We are called upon to decode the narrative, which flashes back and forth in time beginning in 2003 in Dubai. The gamesmanship between director and audience is meant to mimic the cat-and-mouse machinations between former MI6 agent Ray Koval (Owen) and ex-CIA operative Claire Stenwick (Roberts) as well as the corporate honchos they work for. Too often, though, I asked myself why the film didn't play itself out in a straight line. If it did, maybe it would seem more conventional. Nothing like a little time-juggling to add some high gloss to used goods.
But glossy they are. The whole look and feel of the movie, sensually shot by Robert Elswit, is a deluxe dip in fantasy-land. Even when we are ensconced in grayed-out office interiors instead of five-star hotels, the grubbiness is handsome.

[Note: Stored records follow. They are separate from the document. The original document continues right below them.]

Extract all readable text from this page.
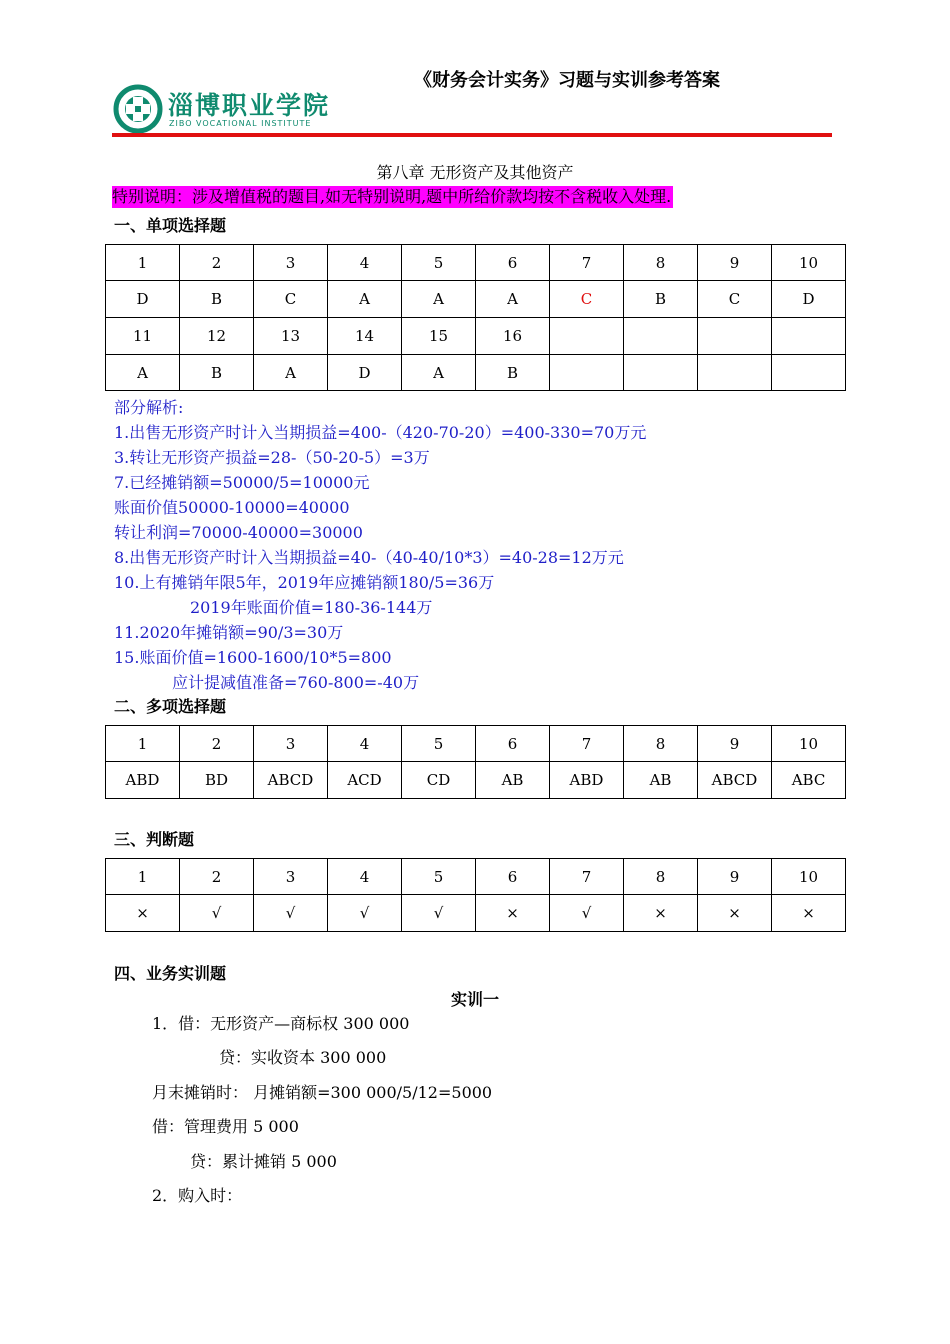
《财务会计实务》习题与实训参考答案
淄博职业学院
ZIBO VOCATIONAL INSTITUTE
第八章 无形资产及其他资产
特别说明：涉及增值税的题目,如无特别说明,题中所给价款均按不含税收入处理.
一、单项选择题
1	2	3	4	5	6	7	8	9	10
D	B	C	A	A	A	C	B	C	D
11	12	13	14	15	16				
A	B	A	D	A	B				
部分解析:
1.出售无形资产时计入当期损益=400-（420-70-20）=400-330=70万元
3.转让无形资产损益=28-（50-20-5）=3万
7.已经摊销额=50000/5=10000元
账面价值50000-10000=40000
转让利润=70000-40000=30000
8.出售无形资产时计入当期损益=40-（40-40/10*3）=40-28=12万元
10.上有摊销年限5年，2019年应摊销额180/5=36万
2019年账面价值=180-36-144万
11.2020年摊销额=90/3=30万
15.账面价值=1600-1600/10*5=800
应计提减值准备=760-800=-40万
二、多项选择题
1	2	3	4	5	6	7	8	9	10
ABD	BD	ABCD	ACD	CD	AB	ABD	AB	ABCD	ABC
三、判断题
1	2	3	4	5	6	7	8	9	10
×	√	√	√	√	×	√	×	×	×
四、业务实训题
实训一
1．借：无形资产—商标权 300 000
贷：实收资本 300 000
月末摊销时： 月摊销额=300 000/5/12=5000
借：管理费用 5 000
贷：累计摊销 5 000
2．购入时：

For those who thought, as I did, that "Mr. and Mrs. Smith," the Brad Pitt-Angelina Jolie spy vs. spy slugfest, was way too brutal for its britches, "Duplicity" will serve as an antidote. It's a romantic thriller that for the most part keeps the violence confined to words rather than blows. Perhaps the most violent scene in the movie comes very early on. Rival CEOs Howard Tully (Tom Wilkinson) and Richard Garsik (Paul Giamatti) punch and kick each other on the tarmac in front of their private jets as their entourages recoil in horror. The men's loathing for each other is so livid that it's comic. The sequence is played out in extreme slow-motion, which gives it an almost National Geographic flavor. We could be watching two mastodons going at it.
The verbal parrying between Ray and Claire is modeled on the sophisticated 1930s and '40s comedies of directors such as Ernst Lubitsch and Howard Hawks ("His Girl Friday" especially). Not all of Gilroy's witticisms are up to par, though. There's a big difference between bright and trying-to-be-bright.